India–U.S. Trade Dynamics

  • India enjoys a merchandise trade surplus with the United States, amounting to $41.18 billion in 2024–25, a figure that has been growing steadily.
  • The U.S. appears to be targeting both sides of the trade equation, India’s exports and its crude oil import sources.
  • The reciprocal tariff directly challenges India’s export competitiveness, while the penal levy operates not only as an export deterrent but also as a non-tariff barrier, designed to push India away from Russian crude towards higher-cost imports, possibly from the U.S. itself.
  • Such unilateral measures undermine the principles of free and fair trade, introducing strategic pressure that extends beyond economics into geopolitical alignment.

Impact of the Reciprocal Tariffs

  • Export Decline Estimate: Assuming an import elasticity of –1, India’s exports to the U.S. could decline by 25%, a substantial contraction.
  • Trade Deficit Effect: In 2024–25 terms, this would widen the trade deficit by 0.56% of GDP, pushing it to 7.84%.
  • GDP Growth Impact: The growth rate could drop by 0.6 percentage points, from 6.5% to 5.9%.
  • Current Account Deficit: CAD could rise from 0.6% to 1.15%. For 2025–26, given that four months have already elapsed before implementation, the GDP impact might be –0.4%, with a correspondingly smaller CAD increase.

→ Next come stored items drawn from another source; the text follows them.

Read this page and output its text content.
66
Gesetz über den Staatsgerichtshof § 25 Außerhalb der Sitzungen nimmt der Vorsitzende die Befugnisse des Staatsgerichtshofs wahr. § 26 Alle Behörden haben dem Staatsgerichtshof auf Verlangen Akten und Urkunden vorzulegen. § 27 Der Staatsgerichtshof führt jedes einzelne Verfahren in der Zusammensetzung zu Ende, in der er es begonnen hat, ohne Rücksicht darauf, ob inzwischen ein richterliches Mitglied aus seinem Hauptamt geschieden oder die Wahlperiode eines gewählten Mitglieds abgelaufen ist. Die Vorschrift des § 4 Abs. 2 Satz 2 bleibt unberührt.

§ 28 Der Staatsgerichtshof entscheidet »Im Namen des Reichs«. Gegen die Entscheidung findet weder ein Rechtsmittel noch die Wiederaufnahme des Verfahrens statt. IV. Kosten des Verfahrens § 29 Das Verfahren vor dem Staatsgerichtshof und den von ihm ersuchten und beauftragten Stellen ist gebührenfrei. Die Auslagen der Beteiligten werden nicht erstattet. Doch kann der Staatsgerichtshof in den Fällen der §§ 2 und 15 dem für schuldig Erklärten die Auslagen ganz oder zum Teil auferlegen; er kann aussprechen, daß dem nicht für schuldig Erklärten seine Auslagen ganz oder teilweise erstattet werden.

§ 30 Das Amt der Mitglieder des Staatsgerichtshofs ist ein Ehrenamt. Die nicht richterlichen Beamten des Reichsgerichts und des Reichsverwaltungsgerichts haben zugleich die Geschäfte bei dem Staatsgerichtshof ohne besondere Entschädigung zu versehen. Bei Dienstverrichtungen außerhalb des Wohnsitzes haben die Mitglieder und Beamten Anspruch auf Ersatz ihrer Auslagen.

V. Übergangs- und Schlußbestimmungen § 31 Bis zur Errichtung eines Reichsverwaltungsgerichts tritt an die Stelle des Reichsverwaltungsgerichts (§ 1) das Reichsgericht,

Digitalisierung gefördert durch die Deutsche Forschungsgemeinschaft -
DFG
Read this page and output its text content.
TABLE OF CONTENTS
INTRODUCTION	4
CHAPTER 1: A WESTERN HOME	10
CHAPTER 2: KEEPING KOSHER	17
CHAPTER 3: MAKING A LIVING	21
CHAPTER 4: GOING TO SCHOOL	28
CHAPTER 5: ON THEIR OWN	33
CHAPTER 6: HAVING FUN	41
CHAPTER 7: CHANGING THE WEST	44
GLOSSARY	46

Mitigating Factors and Caveats

  • New Trade Agreements: India’s trade deal with the United Kingdom, along with ongoing negotiations with the European Union and other partners, may partially offset export losses.
  • Competitor Tariffs: U.S. tariff hikes on other exporting nations could shift some demand back to Indian products.
  • Exchange Rate Adjustment: The rupee’s depreciation to around ₹87.5 per U.S. dollar could enhance export competitiveness.
  • However, even after considering these buffers, India’s GDP growth in 2025–26 is expected to be 0.5% lower than the base forecast, and the CAD could widen by a similar margin.
  • A forced shift from Russian to U.S. crude imports could further strain the CAD, weaken the rupee, and fuel inflation, especially if global oil prices rise.

Policy Options for India

  • Negotiation with the U.S.: The current trade deal is not finalised, providing an opportunity to seek compromise while safeguarding sensitive sectors such as agriculture, allied industries, and MSMEs.
  • Export Market Diversification: While challenging in the short term, expanding into alternative markets remains a long-term necessity.
  • Additionally, domestic tariff reform could boost export competitiveness. Empirical evidence shows that India’s own import tariffs negatively affect exports, with an estimated elasticity worse than –1.
  • Reducing tariffs on inputs that feed into export production could strengthen manufacturing and trade resilience.

Impact of the Penal Levy

  • The penal levy, another 25% tariff, mirrors the economic impact of the reciprocal tariff but is partially softened by commodity exemptions.
  • Combined, the two measures could cut over 0.6 percentage points from the current year’s projected growth.
  • India views the penalty as discriminatory, noting that many other countries import more from Russia without facing such sanctions.
  • The three-week window before the levy takes effect represents a critical period for diplomatic engagement.

Conclusion

  • The imposition of reciprocal tariffs and penal levies reflects the use of trade policy as a coercive geopolitical tool.
  • While India may manage the immediate growth slowdown through negotiations, currency adjustment, and new trade partnerships, the persistence of such measures threatens the stability of the global trade system.
  • A coordinated effort with other nations to restore a rules-based, non-discriminatory trading environment is essential.
  • In the meantime, India must act decisively to defend its trade interests, strengthen its export base, and minimise dependency on any single market or energy source.